3. If the patient primarily wants to reduce the risk for death from gallstones and if the pain is a first episode, then the patient may choose to observe the pattern of pain before deciding about therapy. The clinician could advise that about 30% of patients with a pain episode may not incur more episodes even after prolonged follow-up [4.2.2,].

4. Symptomatic patients who opt for expectant management would have to believe that the gains from prophylactic cholecystectomy, in terms of life expectancy, do not warrant intervention. For such patients, the decision between immediate treatment or expectant management may be more a matter of personal choice and convenience [,, 4.4, 5].

5. If the patient desires intervention, open cholecystectomy, or laparoscopic cholecystectomy if a skilled surgeon is available, is generally preferred [4.1.1,,,, 4.6].

6. The potential problem of bile duct injury should be considered, especially for laparoscopic cholecystectomy [4.1.1,]. If the patient is attracted to the reduced recovery time associated with the laparoscopic treatment, then the clinician should determine if the surgeon is appropriately qualified and experienced in this new technology.

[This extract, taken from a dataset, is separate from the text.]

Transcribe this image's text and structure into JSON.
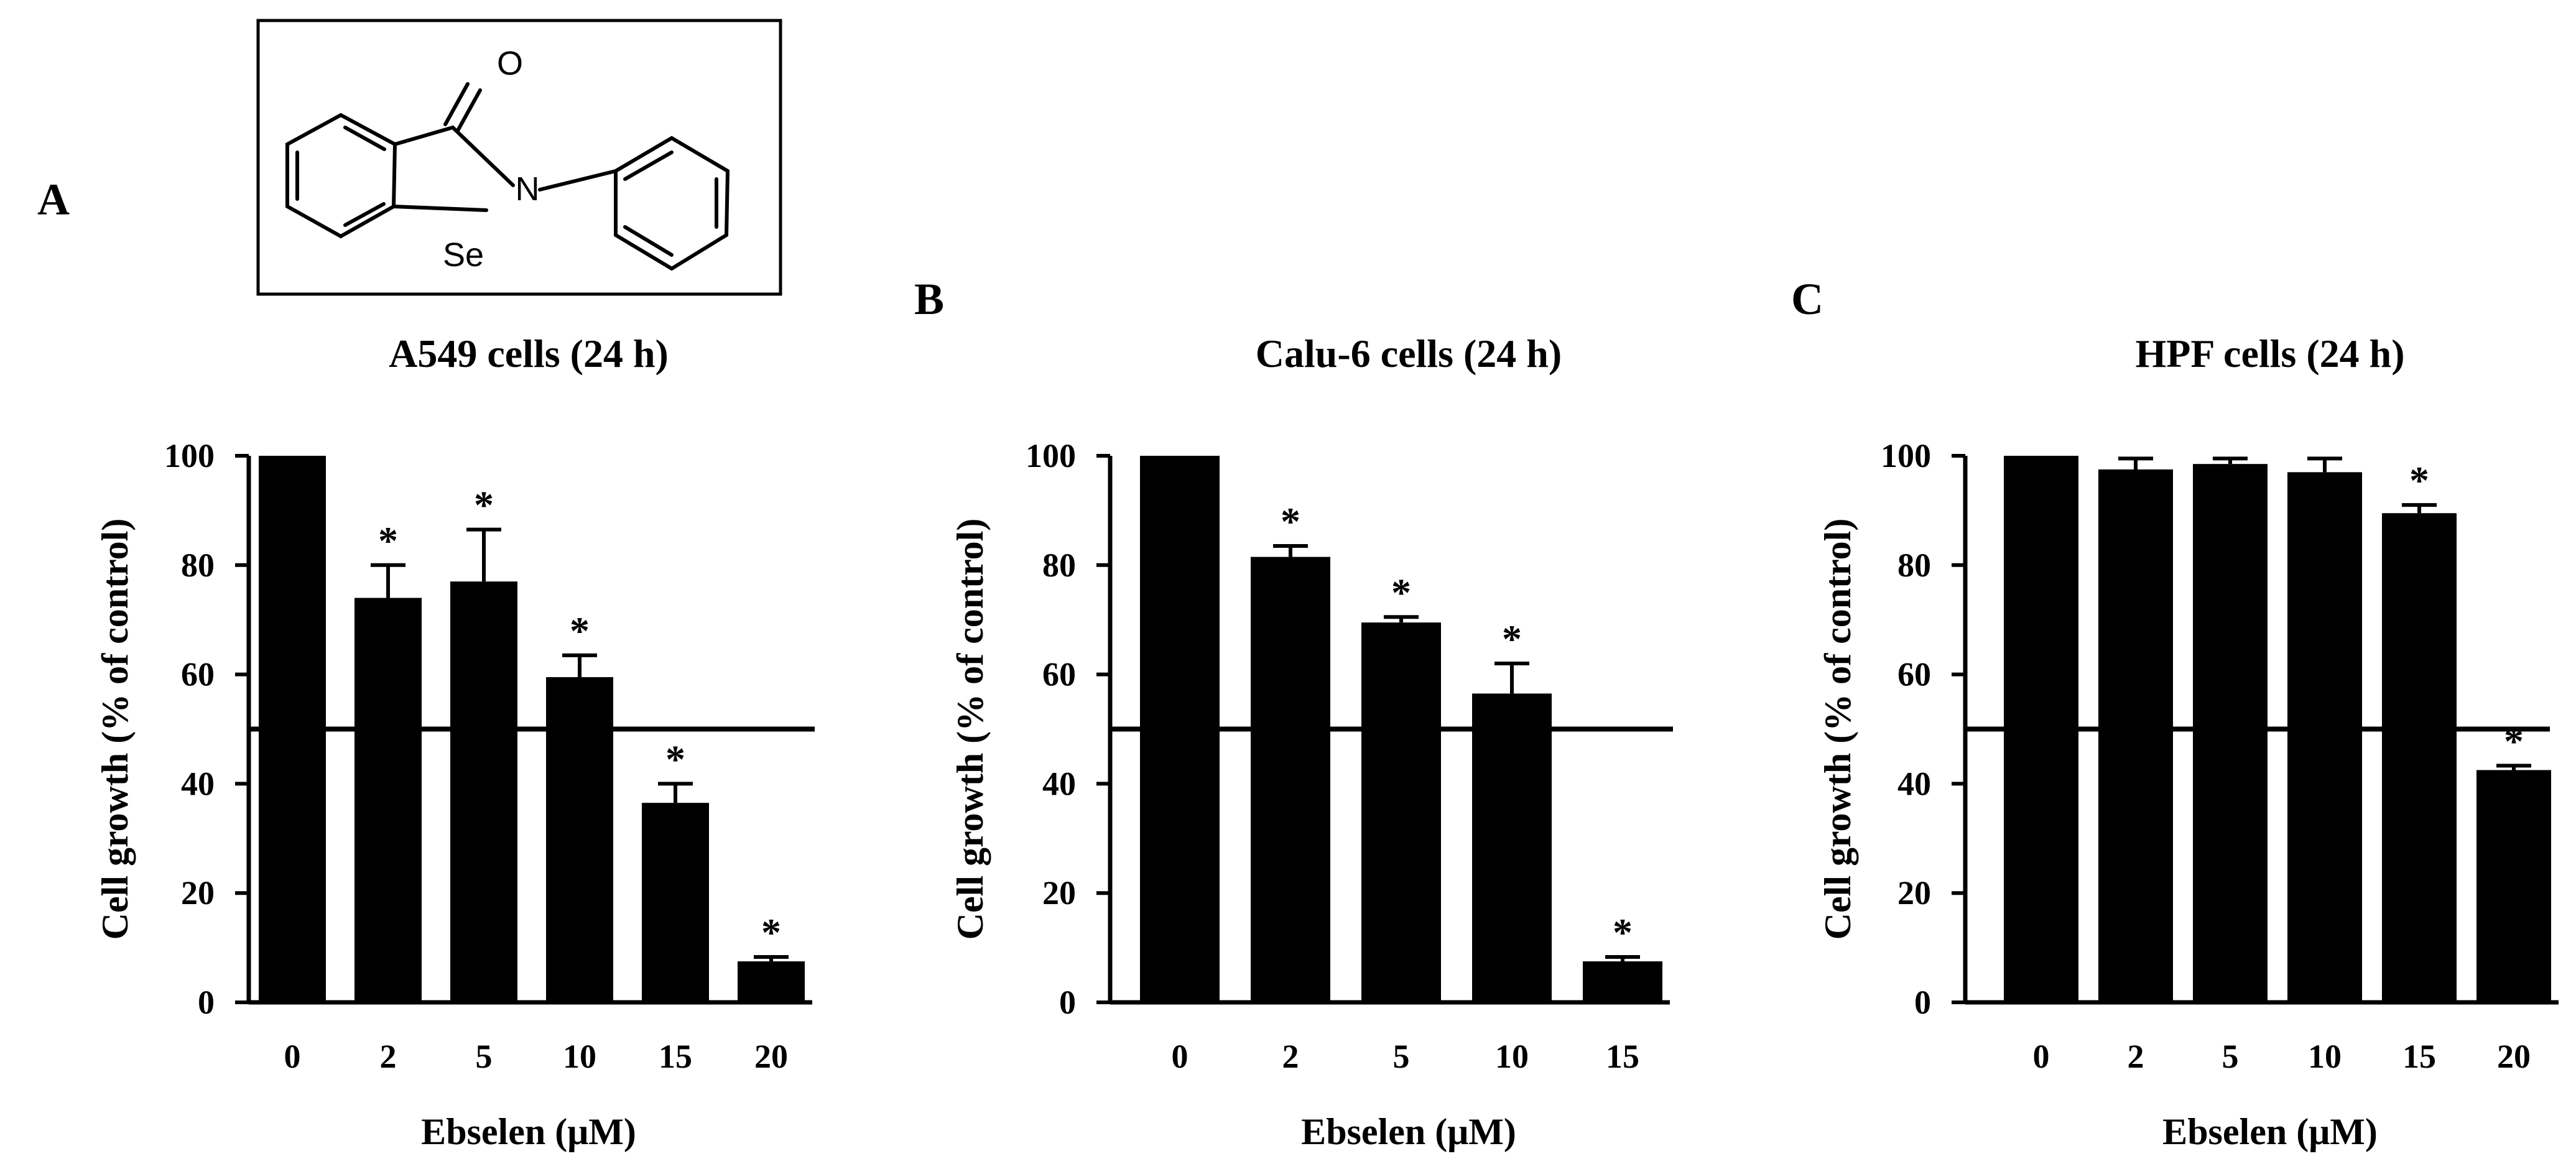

7. Nonsurgical methods should be considered if the patient is a good candidate. Candidates for oral bile acids have small stones (diameter less than 0.5 cm) that float during oral cholecystography. The best candidates for lithotripsy have a solitary radiolucent stone smaller than 2 cm, with adjuvant oral bile acids. Methyl-tert-butyl-ether is still considered investigational [4.1.2,,].

8. Because gallstone disease treatment is usually not urgent, it may be reasonable to try nonsurgical therapy in certain patients. Such patients could have high mortality risks from surgery or may simply prefer a nonsurgical approach []. Still, these patients should be made aware that nonsurgical methods may not reduce the risk for gallbladder cancer.

Future gallstone research should focus on several areas, including the natural history of both asymptomatic and symptomatic gallstones, risks for developing gallbladder cancer, and issues concerning the safety of laparoscopic cholecystectomy compared with that of open cholecystectomy [6].